His Newfoundland-based enterprise makes soaps, body creams, shampoo and salves using only natural ingredients. And Gale is passionate about the healing powers of the sea buckthorn berries grown by his business associate Michael Bland, a ship’s captain-turned-veterinary surgeon-turned-berry farmer.

Michael Bland (left) and Michael Gale (right)

Bland, whose company is called Elixir Organics, started growing his orchard in Wooddale, Newfoundland, in 1998, after experiencing the healing properties of the orange, bitter-sweet berry for himself. He had been taking a milk thistle and sea buckthorn syrup to clear up a nasty case of gall stones. “I did my research and discovered it was the best thing ever,” he says.
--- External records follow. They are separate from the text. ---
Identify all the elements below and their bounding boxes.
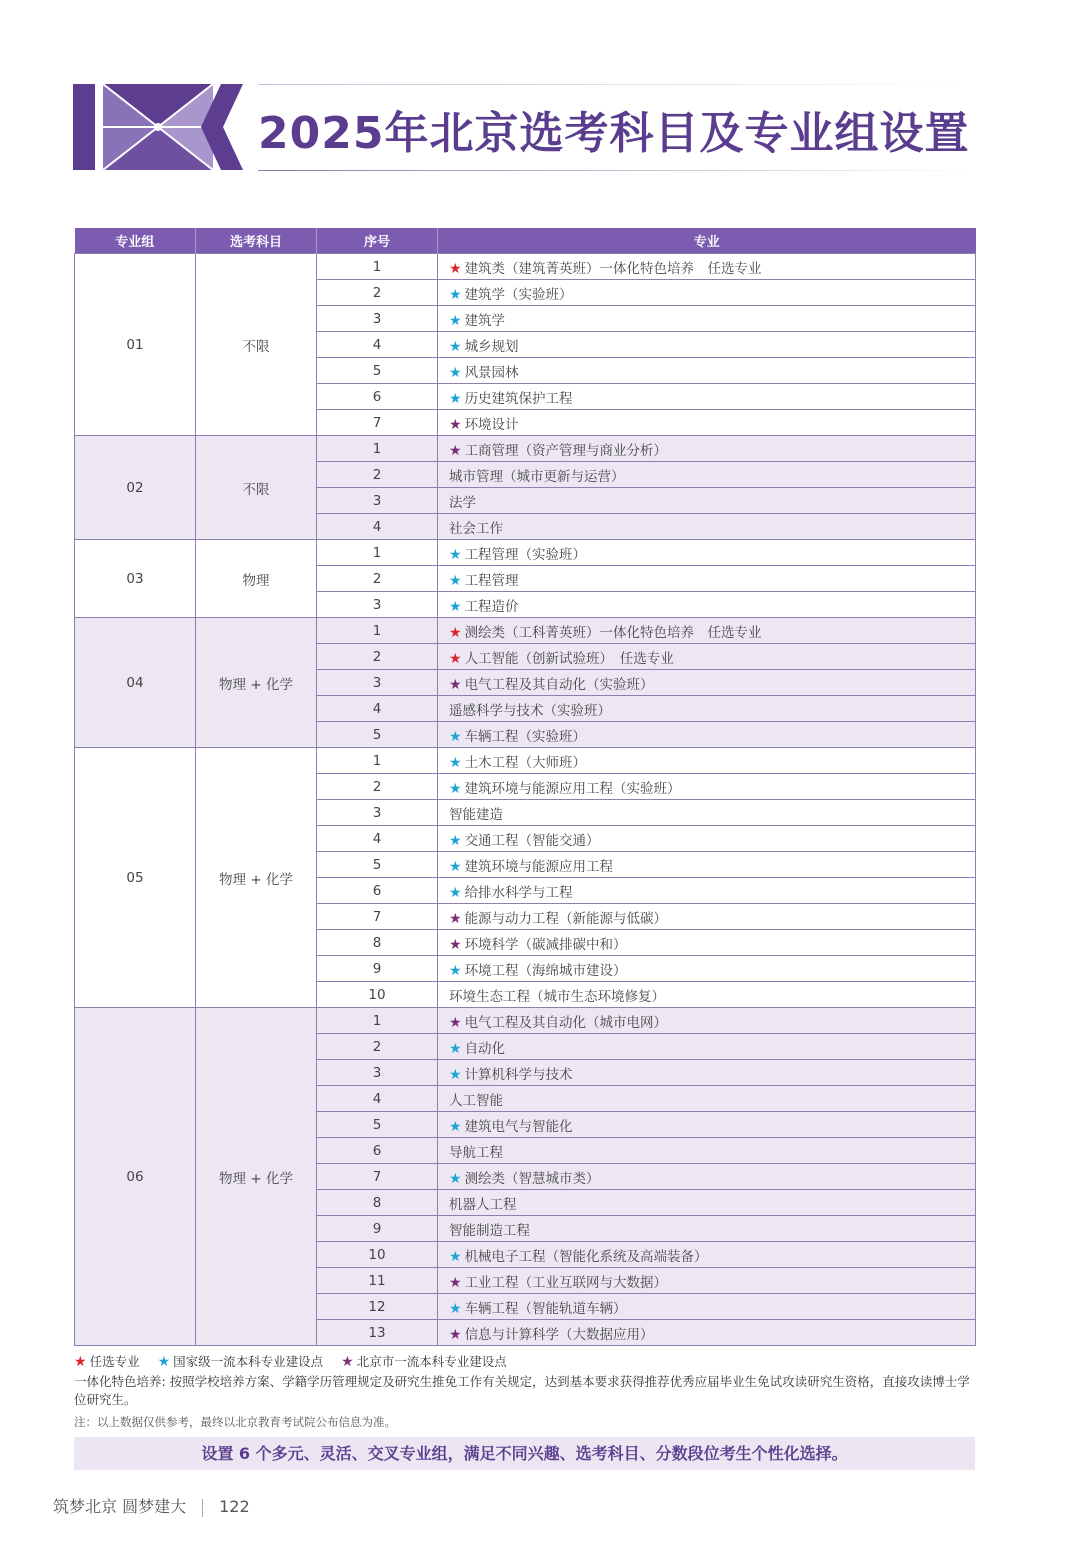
major-name: 工业工程（工业互联网与大数据） <box>464 1274 668 1291</box>
subjects-cell: 物理 <box>196 540 317 618</box>
blue-star-icon: ★ <box>449 884 462 901</box>
group-cell: 01 <box>75 254 196 436</box>
major-name: 环境工程（海绵城市建设） <box>464 962 627 979</box>
legend-label: 国家级一流本科专业建设点 <box>173 1354 324 1369</box>
number-cell: 4 <box>317 696 438 722</box>
number-cell: 2 <box>317 1034 438 1060</box>
major-name: 工程造价 <box>464 598 519 615</box>
page-number: 122 <box>219 1497 250 1516</box>
major-name: 电气工程及其自动化（城市电网） <box>464 1014 668 1031</box>
column-header-group: 专业组 <box>75 228 196 254</box>
purple-star-icon: ★ <box>449 1014 462 1031</box>
legend-item-beijing <box>341 1354 507 1369</box>
blue-star-icon: ★ <box>449 1248 462 1265</box>
major-cell <box>438 982 976 1008</box>
column-header-major: 专业 <box>438 228 976 254</box>
purple-star-icon: ★ <box>449 416 462 433</box>
number-cell: 1 <box>317 540 438 566</box>
major-name: 社会工作 <box>449 520 503 537</box>
major-name: 建筑电气与智能化 <box>464 1118 573 1135</box>
major-name: 智能制造工程 <box>449 1222 530 1239</box>
purple-star-icon: ★ <box>449 676 462 693</box>
blue-star-icon: ★ <box>449 1300 462 1317</box>
blue-star-icon: ★ <box>449 780 462 797</box>
major-name: 智能建造 <box>449 806 503 823</box>
major-cell <box>438 800 976 826</box>
major-cell <box>438 774 976 800</box>
blue-star-icon: ★ <box>449 832 462 849</box>
number-cell: 8 <box>317 1190 438 1216</box>
blue-star-icon: ★ <box>449 1040 462 1057</box>
number-cell: 1 <box>317 1008 438 1034</box>
number-cell: 7 <box>317 904 438 930</box>
number-cell: 3 <box>317 592 438 618</box>
number-cell: 8 <box>317 930 438 956</box>
subjects-cell: 物理 + 化学 <box>196 748 317 1008</box>
major-name: 环境设计 <box>464 416 519 433</box>
major-cell <box>438 1294 976 1320</box>
purple-star-icon: ★ <box>449 910 462 927</box>
major-cell <box>438 748 976 774</box>
number-cell: 9 <box>317 956 438 982</box>
legend-label: 任选专业 <box>89 1354 140 1369</box>
blue-star-icon: ★ <box>449 598 462 615</box>
title-rule-top <box>258 84 978 85</box>
title-rule-bottom <box>258 170 978 171</box>
number-cell: 1 <box>317 748 438 774</box>
major-cell <box>438 1086 976 1112</box>
purple-star-icon: ★ <box>341 1354 354 1370</box>
blue-star-icon: ★ <box>449 858 462 875</box>
major-name: 建筑类（建筑菁英班）一体化特色培养 任选专业 <box>464 260 762 277</box>
major-cell <box>438 306 976 332</box>
major-name: 建筑学（实验班） <box>464 286 573 303</box>
red-star-icon: ★ <box>449 650 462 667</box>
subjects-cell: 物理 + 化学 <box>196 618 317 748</box>
blue-star-icon: ★ <box>449 312 462 329</box>
group-cell: 03 <box>75 540 196 618</box>
number-cell: 2 <box>317 774 438 800</box>
major-cell <box>438 462 976 488</box>
group-cell: 06 <box>75 1008 196 1346</box>
major-cell <box>438 852 976 878</box>
major-name: 法学 <box>449 494 476 511</box>
blue-star-icon: ★ <box>449 286 462 303</box>
table-body <box>75 254 976 1346</box>
integrated-training-note: 一体化特色培养: 按照学校培养方案、学籍学历管理规定及研究生推免工作有关规定，达到基本要求获得推荐优秀应届毕业生免试攻读研究生资格，直接攻读博士学位研究生。 <box>74 1374 970 1407</box>
major-name: 环境生态工程（城市生态环境修复） <box>449 988 665 1005</box>
major-cell <box>438 566 976 592</box>
page-title: 2025年北京选考科目及专业组设置 <box>258 108 970 159</box>
major-name: 信息与计算科学（大数据应用） <box>464 1326 654 1343</box>
major-cell <box>438 696 976 722</box>
major-name: 自动化 <box>464 1040 506 1057</box>
major-name: 电气工程及其自动化（实验班） <box>464 676 654 693</box>
number-cell: 3 <box>317 670 438 696</box>
group-cell: 04 <box>75 618 196 748</box>
summary-banner: 设置 6 个多元、灵活、交叉专业组，满足不同兴趣、选考科目、分数段位考生个性化选择。 <box>74 1437 975 1470</box>
number-cell: 6 <box>317 1138 438 1164</box>
major-name: 环境科学（碳减排碳中和） <box>464 936 627 953</box>
major-cell <box>438 644 976 670</box>
footer-divider <box>202 1499 203 1517</box>
blue-star-icon: ★ <box>449 1118 462 1135</box>
major-cell <box>438 1138 976 1164</box>
major-cell <box>438 1008 976 1034</box>
major-cell <box>438 332 976 358</box>
red-star-icon: ★ <box>449 260 462 277</box>
major-name: 测绘类（工科菁英班）一体化特色培养 任选专业 <box>464 624 762 641</box>
legend <box>74 1352 521 1370</box>
number-cell: 9 <box>317 1216 438 1242</box>
table-header-row <box>75 228 976 254</box>
major-cell <box>438 358 976 384</box>
major-cell <box>438 1268 976 1294</box>
number-cell: 5 <box>317 722 438 748</box>
blue-star-icon: ★ <box>449 390 462 407</box>
major-name: 交通工程（智能交通） <box>464 832 600 849</box>
blue-star-icon: ★ <box>449 1170 462 1187</box>
red-star-icon: ★ <box>74 1354 87 1370</box>
major-cell <box>438 670 976 696</box>
major-name: 遥感科学与技术（实验班） <box>449 702 611 719</box>
number-cell: 4 <box>317 514 438 540</box>
number-cell: 4 <box>317 826 438 852</box>
number-cell: 13 <box>317 1320 438 1346</box>
page-footer <box>53 1494 250 1517</box>
major-cell <box>438 1060 976 1086</box>
major-cell <box>438 1164 976 1190</box>
number-cell: 2 <box>317 280 438 306</box>
purple-star-icon: ★ <box>449 1274 462 1291</box>
column-header-number: 序号 <box>317 228 438 254</box>
major-name: 车辆工程（实验班） <box>464 728 587 745</box>
blue-star-icon: ★ <box>449 338 462 355</box>
number-cell: 3 <box>317 306 438 332</box>
major-cell <box>438 436 976 462</box>
blue-star-icon: ★ <box>157 1354 171 1370</box>
blue-star-icon: ★ <box>449 546 462 563</box>
major-cell <box>438 618 976 644</box>
blue-star-icon: ★ <box>449 754 462 771</box>
legend-label: 北京市一流本科专业建设点 <box>356 1354 507 1369</box>
major-name: 城市管理（城市更新与运营） <box>449 468 625 485</box>
major-name: 工商管理（资产管理与商业分析） <box>464 442 668 459</box>
footer-slogan: 筑梦北京 圆梦建大 <box>53 1497 187 1516</box>
major-name: 导航工程 <box>449 1144 503 1161</box>
major-name: 测绘类（智慧城市类） <box>464 1170 600 1187</box>
number-cell: 5 <box>317 358 438 384</box>
number-cell: 10 <box>317 1242 438 1268</box>
major-name: 历史建筑保护工程 <box>464 390 573 407</box>
table-row <box>75 748 976 774</box>
table-row <box>75 540 976 566</box>
number-cell: 1 <box>317 254 438 280</box>
major-cell <box>438 878 976 904</box>
major-cell <box>438 930 976 956</box>
number-cell: 1 <box>317 436 438 462</box>
number-cell: 3 <box>317 1060 438 1086</box>
major-name: 人工智能（创新试验班） 任选专业 <box>464 650 674 667</box>
major-name: 建筑环境与能源应用工程（实验班） <box>464 780 681 797</box>
major-cell <box>438 722 976 748</box>
major-cell <box>438 592 976 618</box>
group-cell: 02 <box>75 436 196 540</box>
major-cell <box>438 1320 976 1346</box>
table-row <box>75 436 976 462</box>
purple-star-icon: ★ <box>449 936 462 953</box>
blue-star-icon: ★ <box>449 364 462 381</box>
major-cell <box>438 956 976 982</box>
number-cell: 4 <box>317 332 438 358</box>
major-cell <box>438 540 976 566</box>
purple-star-icon: ★ <box>449 1326 462 1343</box>
number-cell: 12 <box>317 1294 438 1320</box>
major-name: 计算机科学与技术 <box>464 1066 573 1083</box>
blue-star-icon: ★ <box>449 572 462 589</box>
number-cell: 10 <box>317 982 438 1008</box>
blue-star-icon: ★ <box>449 1066 462 1083</box>
major-name: 工程管理 <box>464 572 519 589</box>
number-cell: 1 <box>317 618 438 644</box>
major-cell <box>438 1216 976 1242</box>
major-cell <box>438 254 976 280</box>
major-name: 土木工程（大师班） <box>464 754 587 771</box>
major-cell <box>438 488 976 514</box>
number-cell: 6 <box>317 878 438 904</box>
number-cell: 11 <box>317 1268 438 1294</box>
major-cell <box>438 826 976 852</box>
major-cell <box>438 1190 976 1216</box>
brand-logo-icon <box>73 84 243 170</box>
major-cell <box>438 904 976 930</box>
number-cell: 7 <box>317 410 438 436</box>
major-name: 能源与动力工程（新能源与低碳） <box>464 910 668 927</box>
major-name: 城乡规划 <box>464 338 519 355</box>
blue-star-icon: ★ <box>449 728 462 745</box>
major-cell <box>438 410 976 436</box>
major-cell <box>438 384 976 410</box>
major-cell <box>438 280 976 306</box>
number-cell: 3 <box>317 800 438 826</box>
major-cell <box>438 1242 976 1268</box>
subjects-cell: 物理 + 化学 <box>196 1008 317 1346</box>
group-cell: 05 <box>75 748 196 1008</box>
major-name: 风景园林 <box>464 364 519 381</box>
table-row <box>75 618 976 644</box>
blue-star-icon: ★ <box>449 962 462 979</box>
major-cell <box>438 1112 976 1138</box>
major-name: 车辆工程（智能轨道车辆） <box>464 1300 627 1317</box>
table-row <box>75 254 976 280</box>
number-cell: 5 <box>317 1112 438 1138</box>
major-name: 机器人工程 <box>449 1196 517 1213</box>
major-name: 建筑学 <box>464 312 506 329</box>
major-name: 给排水科学与工程 <box>464 884 573 901</box>
number-cell: 2 <box>317 644 438 670</box>
number-cell: 6 <box>317 384 438 410</box>
table-row <box>75 1008 976 1034</box>
major-name: 机械电子工程（智能化系统及高端装备） <box>464 1248 708 1265</box>
column-header-subjects: 选考科目 <box>196 228 317 254</box>
subjects-cell: 不限 <box>196 436 317 540</box>
legend-item-optional <box>74 1354 140 1369</box>
red-star-icon: ★ <box>449 624 462 641</box>
disclaimer-note: 注：以上数据仅供参考，最终以北京教育考试院公布信息为准。 <box>74 1415 396 1429</box>
number-cell: 5 <box>317 852 438 878</box>
major-name: 工程管理（实验班） <box>464 546 587 563</box>
subjects-cell: 不限 <box>196 254 317 436</box>
number-cell: 7 <box>317 1164 438 1190</box>
major-group-table <box>74 228 976 1346</box>
number-cell: 4 <box>317 1086 438 1112</box>
major-cell <box>438 1034 976 1060</box>
purple-star-icon: ★ <box>449 442 462 459</box>
legend-item-national <box>158 1354 324 1369</box>
number-cell: 2 <box>317 566 438 592</box>
major-name: 人工智能 <box>449 1092 503 1109</box>
major-cell <box>438 514 976 540</box>
major-name: 建筑环境与能源应用工程 <box>464 858 614 875</box>
number-cell: 3 <box>317 488 438 514</box>
number-cell: 2 <box>317 462 438 488</box>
The tart berry is native to the Himalayas, but it thrives in Central Newfoundland too, thanks to the sandy soil, sunshine and pristine water and air. “We can get up to 15 kg of berries on one tree here,” says Bland.

Sea buckthorn is said to help prevent and heal skin irritations, gastric ulcers, urinary tract infections, inflammatory conditions, vision problems and liver and heart disease. It speeds skin recovery after radiation treatment too. The berry boosts immunity and can play a role in weight loss and slowing signs of aging, such as wrinkles and hair loss. It’s rich in vitamins A, C, K and E, carotenoids, as well as Omegas 3,6,9 and the lesser known Omega 7–vital to collagen production.

You can add the berries to salads, smoothies or your morning oatmeal, as you would cranberries–or even juice them. “Don’t throw out the seeds though, because that’s where most of the goodness is.” warns Bland. Instead, you should chew or chop them well. Sea buckthorn comes in oil and capsule form too. Or you can make a tea from the leaves, which are full of inflammation- and cancer-fighting terpenes. And of course, you can apply the berry directly to the skin, suspended in a cream or soap.

Even the cats, dogs and horses in Grand Falls-Windsor are getting their daily dose in powder or juice form. Some Beautiful Rock customers lather up their pets’ fur with sea buckthorn shampoo to clear up irritations and prevent scratching. What’s not to love about a product for animals that’s tested on spacemen?

Gale’s dog, Bella, likes to get her nutrients straight from the branch. (Note her shiny coat.)

Have you tried sea buckthorn? What was your experience? Any other superberries you swear by?